Par des mémoires en défense, enregistrés les 25 juin 2024 et 3 octobre 2024, le préfet de la Seine-Saint-Denis conclut au rejet de la requête.
Il fait valoir que les moyens ne sont pas fondés.
M. A… a été admis au bénéfice de l’aide juridictionnelle totale par une décision du 9 juillet 2024.
Vu les autres pièces du dossier.
Vu :
- le convention européenne de sauvegarde des droits de l’homme et des libertés fondamentales :
- la convention internationale relative aux droits de l’enfant ;
- le code de l’entrée et du séjour des étrangers et du droit d’asile ;
- la loi n° 91-647 du 10 juillet 1991 ;
- le code de justice administrative.
Les parties ont été régulièrement averties du jour de l’audience.
Le président de la formation de jugement a dispensé la rapporteure publique, sur sa proposition, de prononcer ses conclusions à l’audience.
A été entendu au cours de l’audience publique le rapport de Mme Lamlih.
Les parties n’étaient pas présentes ni représentées.
Considérant ce qui suit :
M. A…, ressortissant ivoirien, né le 14 janvier 1983, soutient être entré en France le 29 juin 2019 et y résider depuis lors. Il a sollicité le 5 septembre 2022 le renouvellement de son titre de séjour délivré en raison de son état de santé. Par un arrêté du 25 janvier 2024, dont M. A… demande l’annulation, le préfet de la Seine-Saint-Denis a refusé de renouveler son titre de séjour, l’a obligé à quitter le territoire français dans un délai de trente jours et a fixé le pays à destination duquel il sera éloigné d’office.
En premier lieu, l’arrêté attaqué, en tant qu’il refuse un titre de séjour, fait obligation de quitter le territoire français et fixe le pays de renvoi, vise notamment les articles L. 425-9, L. 423-23, L. 611-3 et L. 721-3 du code de l’entrée et du séjour des étrangers et du droit d’asile. Il mentionne également différents éléments de la situation personnelle et familiale du requérant et relève notamment que si son état de santé nécessite une prise en charge médicale dont le défaut peut entraîner pour lui des conséquences d’une exceptionnelle gravité, eu égard à l’offre de soins et aux caractéristiques du système de santé dans son pays d’origine, l’intéressé peut y bénéficier effectivement d’un traitement approprié. Il mentionne également que M. A… ne justifie pas d’une insertion suffisamment forte dans la société française ni d’une communauté de vie stable et durable avec sa compagne et qu’il n’est pas dépourvu d’attaches dans son pays d’origine, la Côte-d’Ivoire, où résident ses parents et son frère. Dans ces conditions, l’arrêté en litige expose les considérations de droit et de fait sur lesquelles s’est fondé le préfet de la Seine-Saint-Denis pour refuser à l’intéressé la délivrance d’un titre de séjour. Par ailleurs, il ne ressort pas des pièces du dossier que le préfet de la Seine-Saint-Denis n’aurait pas procédé à un examen particulier de la situation de M. A… avant de prendre l’arrêté attaqué. Par suite, les moyens tirés du défaut de motivation et de l’absence d’examen de sa situation doivent être écartés.

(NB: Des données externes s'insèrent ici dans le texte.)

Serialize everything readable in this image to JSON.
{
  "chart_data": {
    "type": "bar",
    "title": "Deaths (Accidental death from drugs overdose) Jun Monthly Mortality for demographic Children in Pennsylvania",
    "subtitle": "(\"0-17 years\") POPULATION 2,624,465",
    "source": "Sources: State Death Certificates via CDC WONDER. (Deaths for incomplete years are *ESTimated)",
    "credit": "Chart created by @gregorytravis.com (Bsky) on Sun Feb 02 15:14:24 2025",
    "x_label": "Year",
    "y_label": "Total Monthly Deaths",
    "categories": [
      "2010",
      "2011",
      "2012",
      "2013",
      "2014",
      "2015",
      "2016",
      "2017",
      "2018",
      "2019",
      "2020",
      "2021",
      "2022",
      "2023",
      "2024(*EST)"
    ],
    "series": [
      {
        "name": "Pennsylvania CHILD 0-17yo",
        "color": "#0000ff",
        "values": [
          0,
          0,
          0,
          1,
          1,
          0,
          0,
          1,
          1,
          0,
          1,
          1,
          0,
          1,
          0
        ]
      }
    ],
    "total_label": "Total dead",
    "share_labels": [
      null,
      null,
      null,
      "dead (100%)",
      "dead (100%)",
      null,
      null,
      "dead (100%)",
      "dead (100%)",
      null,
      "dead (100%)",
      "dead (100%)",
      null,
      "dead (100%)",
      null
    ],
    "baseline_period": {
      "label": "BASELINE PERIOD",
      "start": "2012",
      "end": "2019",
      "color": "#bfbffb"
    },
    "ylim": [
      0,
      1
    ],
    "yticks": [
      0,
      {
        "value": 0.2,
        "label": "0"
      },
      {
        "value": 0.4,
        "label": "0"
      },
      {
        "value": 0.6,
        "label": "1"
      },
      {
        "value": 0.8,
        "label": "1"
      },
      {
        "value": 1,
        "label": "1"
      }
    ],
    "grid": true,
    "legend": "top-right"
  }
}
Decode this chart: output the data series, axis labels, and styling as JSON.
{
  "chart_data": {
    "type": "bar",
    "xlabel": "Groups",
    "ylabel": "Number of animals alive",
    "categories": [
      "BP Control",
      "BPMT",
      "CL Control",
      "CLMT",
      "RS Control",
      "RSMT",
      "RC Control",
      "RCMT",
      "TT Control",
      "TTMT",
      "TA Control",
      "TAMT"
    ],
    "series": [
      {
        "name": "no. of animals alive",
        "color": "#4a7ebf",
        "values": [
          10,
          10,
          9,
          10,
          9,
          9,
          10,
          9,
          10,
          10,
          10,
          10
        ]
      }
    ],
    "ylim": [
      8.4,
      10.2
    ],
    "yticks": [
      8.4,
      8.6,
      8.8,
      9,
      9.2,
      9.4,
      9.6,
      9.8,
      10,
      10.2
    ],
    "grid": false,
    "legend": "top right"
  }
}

En deuxième lieu, d’une part, aux termes de l’article L. 425-9 du code de l’entrée et du séjour des étrangers et du droit d’asile : « L’étranger, résidant habituellement en France, dont l’état de santé nécessite une prise en charge médicale dont le défaut pourrait avoir pour lui des conséquences d’une exceptionnelle gravité et qui, eu égard à l’offre de soins et aux caractéristiques du système de santé dans le pays dont il est originaire, ne pourrait pas y bénéficier effectivement d’un traitement approprié, se voit délivrer une carte de séjour temporaire portant la mention « vie privée et familiale » d’une durée d’un an. La condition prévue à l’article L. 412-1 n’est pas opposable. La décision de délivrer cette carte de séjour est prise par l’autorité administrative après avis d’un collège de médecins du service médical de l’Office français de l’immigration et de l’intégration, dans des conditions définies par décret en Conseil d’Etat. Sous réserve de l’accord de l’étranger et dans le respect des règles de déontologie médicale, les médecins de l’office peuvent demander aux professionnels de santé qui en disposent les informations médicales nécessaires à l’accomplissement de cette mission. Les médecins de l’office accomplissent cette mission dans le respect des orientations générales fixées par le ministre chargé de la santé. Si le collège de médecins estime dans son avis que les conditions précitées sont réunies, l’autorité administrative ne peut refuser la délivrance du titre de séjour que par une décision spécialement motivée. / Chaque année, un rapport présente au Parlement l’activité réalisée au titre du présent article par le service médical de l’office ainsi que les données générales en matière de santé publique recueillies dans ce cadre.».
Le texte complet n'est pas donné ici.